In our opinion, we see long term, because of the challenges in transporting liquid hydrogen, we think we will see more and more transport of hydrogen-based commodities, such as ammonia, such as iron, such as synthetic aviation fuel.

BNamericas: When do you think this will all really start to take off?

Gielen: Looking at the expansion of electrolyzer manufacturing capacity in the coming years, we’re moving from a few 100MW per year to the 10s of GWs a year, which is already a significant expansion. I gave the example of what is happening in green ammonia.

A lot of this is just a start. If we really want to stay in line with this 1.5 degrees [global warming] pathway, we need a very significant decarbonization by 2030. There is a huge transition needed in the coming years.
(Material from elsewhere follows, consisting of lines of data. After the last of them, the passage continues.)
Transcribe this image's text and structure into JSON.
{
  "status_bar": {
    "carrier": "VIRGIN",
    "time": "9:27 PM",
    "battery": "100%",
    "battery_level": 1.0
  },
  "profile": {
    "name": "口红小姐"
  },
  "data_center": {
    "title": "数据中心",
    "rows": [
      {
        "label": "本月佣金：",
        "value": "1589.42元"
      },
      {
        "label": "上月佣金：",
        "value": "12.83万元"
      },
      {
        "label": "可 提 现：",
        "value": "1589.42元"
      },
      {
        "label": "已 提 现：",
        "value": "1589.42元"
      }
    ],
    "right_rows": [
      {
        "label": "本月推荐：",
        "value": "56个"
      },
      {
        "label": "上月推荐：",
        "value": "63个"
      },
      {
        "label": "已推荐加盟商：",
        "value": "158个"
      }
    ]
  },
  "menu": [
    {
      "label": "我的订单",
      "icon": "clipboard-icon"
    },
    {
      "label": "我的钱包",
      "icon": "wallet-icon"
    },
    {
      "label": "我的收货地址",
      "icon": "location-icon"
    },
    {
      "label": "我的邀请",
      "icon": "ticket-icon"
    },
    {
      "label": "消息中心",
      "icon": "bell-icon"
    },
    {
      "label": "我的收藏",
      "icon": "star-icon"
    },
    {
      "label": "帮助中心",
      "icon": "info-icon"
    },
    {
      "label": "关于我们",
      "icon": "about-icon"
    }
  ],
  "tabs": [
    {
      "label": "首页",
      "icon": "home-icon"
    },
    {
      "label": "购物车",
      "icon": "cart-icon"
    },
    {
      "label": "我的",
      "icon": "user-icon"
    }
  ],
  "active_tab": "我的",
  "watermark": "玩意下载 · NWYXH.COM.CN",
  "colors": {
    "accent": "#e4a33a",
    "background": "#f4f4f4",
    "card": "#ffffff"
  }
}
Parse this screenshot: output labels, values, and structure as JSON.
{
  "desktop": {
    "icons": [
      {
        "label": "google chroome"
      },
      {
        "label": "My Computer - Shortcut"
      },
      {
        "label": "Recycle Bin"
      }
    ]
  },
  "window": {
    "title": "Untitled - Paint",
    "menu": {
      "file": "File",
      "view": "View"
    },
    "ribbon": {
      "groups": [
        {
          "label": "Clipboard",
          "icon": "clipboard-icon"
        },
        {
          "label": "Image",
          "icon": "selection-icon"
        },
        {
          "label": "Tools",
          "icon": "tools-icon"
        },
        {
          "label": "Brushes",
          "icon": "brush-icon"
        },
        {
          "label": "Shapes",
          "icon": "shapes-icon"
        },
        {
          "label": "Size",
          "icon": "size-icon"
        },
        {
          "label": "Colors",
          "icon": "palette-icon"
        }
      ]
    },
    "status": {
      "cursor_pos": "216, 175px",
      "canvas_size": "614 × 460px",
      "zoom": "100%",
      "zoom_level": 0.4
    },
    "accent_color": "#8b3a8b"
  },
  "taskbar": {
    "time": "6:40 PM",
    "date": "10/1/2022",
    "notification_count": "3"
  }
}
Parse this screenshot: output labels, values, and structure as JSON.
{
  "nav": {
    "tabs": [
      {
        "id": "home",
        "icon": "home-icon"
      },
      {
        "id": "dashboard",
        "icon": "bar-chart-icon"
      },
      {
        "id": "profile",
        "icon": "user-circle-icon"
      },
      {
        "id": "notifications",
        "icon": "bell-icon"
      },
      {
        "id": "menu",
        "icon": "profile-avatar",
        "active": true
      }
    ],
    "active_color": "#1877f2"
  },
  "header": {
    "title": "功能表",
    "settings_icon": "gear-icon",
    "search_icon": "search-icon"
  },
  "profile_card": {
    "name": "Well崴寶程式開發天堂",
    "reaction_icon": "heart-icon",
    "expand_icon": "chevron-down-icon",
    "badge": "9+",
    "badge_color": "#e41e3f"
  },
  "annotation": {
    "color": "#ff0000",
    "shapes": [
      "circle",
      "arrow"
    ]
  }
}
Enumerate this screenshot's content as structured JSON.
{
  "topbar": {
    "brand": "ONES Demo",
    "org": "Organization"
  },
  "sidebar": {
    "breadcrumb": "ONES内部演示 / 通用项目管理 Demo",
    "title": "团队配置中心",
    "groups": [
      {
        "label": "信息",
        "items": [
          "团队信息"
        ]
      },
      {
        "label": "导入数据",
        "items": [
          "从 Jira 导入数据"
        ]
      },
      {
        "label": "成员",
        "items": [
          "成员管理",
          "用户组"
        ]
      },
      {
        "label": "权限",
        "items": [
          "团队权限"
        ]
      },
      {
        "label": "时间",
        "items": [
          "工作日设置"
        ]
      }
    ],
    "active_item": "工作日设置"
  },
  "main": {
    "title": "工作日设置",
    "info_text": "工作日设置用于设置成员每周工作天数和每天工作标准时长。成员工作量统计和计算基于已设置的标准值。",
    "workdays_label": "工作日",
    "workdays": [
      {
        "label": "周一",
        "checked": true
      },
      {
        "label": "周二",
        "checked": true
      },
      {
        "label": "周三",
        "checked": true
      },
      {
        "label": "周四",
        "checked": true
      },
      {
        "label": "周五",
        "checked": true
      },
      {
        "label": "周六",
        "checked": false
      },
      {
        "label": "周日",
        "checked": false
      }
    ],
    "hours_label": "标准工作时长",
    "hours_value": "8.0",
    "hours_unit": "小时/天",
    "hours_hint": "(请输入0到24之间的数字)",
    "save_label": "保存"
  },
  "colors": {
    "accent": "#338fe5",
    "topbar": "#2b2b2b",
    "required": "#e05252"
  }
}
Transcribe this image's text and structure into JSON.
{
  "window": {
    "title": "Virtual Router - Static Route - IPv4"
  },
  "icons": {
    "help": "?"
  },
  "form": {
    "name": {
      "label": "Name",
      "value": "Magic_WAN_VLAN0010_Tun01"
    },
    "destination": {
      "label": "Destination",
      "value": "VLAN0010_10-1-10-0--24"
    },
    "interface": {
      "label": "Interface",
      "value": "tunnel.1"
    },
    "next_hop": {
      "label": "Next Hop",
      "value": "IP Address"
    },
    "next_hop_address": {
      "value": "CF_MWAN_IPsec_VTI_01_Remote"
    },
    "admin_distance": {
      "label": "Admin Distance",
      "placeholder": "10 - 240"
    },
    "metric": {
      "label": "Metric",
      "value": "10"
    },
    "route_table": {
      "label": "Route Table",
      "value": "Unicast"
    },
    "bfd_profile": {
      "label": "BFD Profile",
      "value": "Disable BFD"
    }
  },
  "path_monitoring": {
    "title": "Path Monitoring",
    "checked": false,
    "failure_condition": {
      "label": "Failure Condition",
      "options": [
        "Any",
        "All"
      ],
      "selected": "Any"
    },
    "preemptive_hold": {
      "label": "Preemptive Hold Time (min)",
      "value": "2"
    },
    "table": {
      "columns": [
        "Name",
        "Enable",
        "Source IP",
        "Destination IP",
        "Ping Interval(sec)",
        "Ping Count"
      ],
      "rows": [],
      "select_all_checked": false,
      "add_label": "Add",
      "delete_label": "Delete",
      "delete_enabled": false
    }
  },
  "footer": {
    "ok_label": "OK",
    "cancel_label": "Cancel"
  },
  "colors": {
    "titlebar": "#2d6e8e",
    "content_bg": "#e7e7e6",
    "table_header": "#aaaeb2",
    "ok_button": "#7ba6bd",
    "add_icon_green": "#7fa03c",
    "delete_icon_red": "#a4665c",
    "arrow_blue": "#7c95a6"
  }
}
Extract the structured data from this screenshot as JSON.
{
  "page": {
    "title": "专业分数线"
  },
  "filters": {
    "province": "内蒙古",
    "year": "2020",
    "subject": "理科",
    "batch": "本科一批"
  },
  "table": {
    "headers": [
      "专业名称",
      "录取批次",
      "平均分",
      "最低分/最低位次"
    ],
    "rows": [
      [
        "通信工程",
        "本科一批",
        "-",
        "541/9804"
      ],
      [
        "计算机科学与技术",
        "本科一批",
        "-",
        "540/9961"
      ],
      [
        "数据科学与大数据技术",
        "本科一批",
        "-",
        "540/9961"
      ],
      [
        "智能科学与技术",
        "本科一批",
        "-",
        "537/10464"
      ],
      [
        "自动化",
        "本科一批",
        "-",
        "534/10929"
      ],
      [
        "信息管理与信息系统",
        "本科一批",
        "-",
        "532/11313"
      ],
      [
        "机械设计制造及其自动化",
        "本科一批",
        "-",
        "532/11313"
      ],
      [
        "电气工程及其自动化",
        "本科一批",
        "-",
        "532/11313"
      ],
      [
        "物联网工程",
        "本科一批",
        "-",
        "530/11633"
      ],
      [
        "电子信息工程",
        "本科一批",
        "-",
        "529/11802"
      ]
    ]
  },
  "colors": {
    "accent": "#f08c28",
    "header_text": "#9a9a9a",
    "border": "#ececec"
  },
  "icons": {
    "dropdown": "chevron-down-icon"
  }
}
BNamericas: What impact could the spike in natural gas and liquid fuel prices, and tensions in Europe, have on hydrogen sector growth? Could this spur development?

Gielen: An immediate effect is on the thinking of whether we should go green or blue – the argument was always, ‘oh, blue is much cheaper’. But at today’s natural gas prices in Europe, that’s not true anymore. That is one effect.

The other effect is that it will certainly also spur more attention on building-efficiency retrofits. On the power generation side, high gas prices mean more attention on renewables. Renewable projects are, economically, very attractive at the moment.

Overall, I think, of course we need a lot of clean hydrogen going forward, especially green hydrogen. But especially on this commodity side, how important hydrogen will be, purely as an energy carrier longer term, is still to be seen.

We’re going to need all the green hydrogen we can get.  

BNamericas: Any words on Latin America?

Gielen: In the Chile context, fertilizer production is important. Ammonia can play a role in that. 

I haven’t mentioned methanol yet [Chile has a pilot methanol and synthetic gasoline project underway, Haru Oni], which is an interesting fuel but is also a building block for green chemicals.

Latin America, South America, has enormous renewable energy potential. That can be the basis of a hydrogen industry. 

BNamericas: In terms of renewable energy trends in Latin America, are you seeing any?

Gielen: Worldwide, including South America, what we see is that interest in solar continues to increase very rapidly because it offers prospects of very low-cost renewable electricity. 

BNamericas: Finally, there is talk in Europe of implementing a carbon border tax. Could this, indirectly, spur development of renewables projects in Latin America?

Gielen: It’s still early days. The exact formulation of all this is not yet entirely clear. If there is such a mechanism, and on top of that there is a sufficiently high carbon price in Europe – if that’s the receiving country/region – I could imagine that it increasingly plays a role going forward. And, of course, there is a very strong economic case today, anyway, to move in that direction. I think the market will go that way in any case.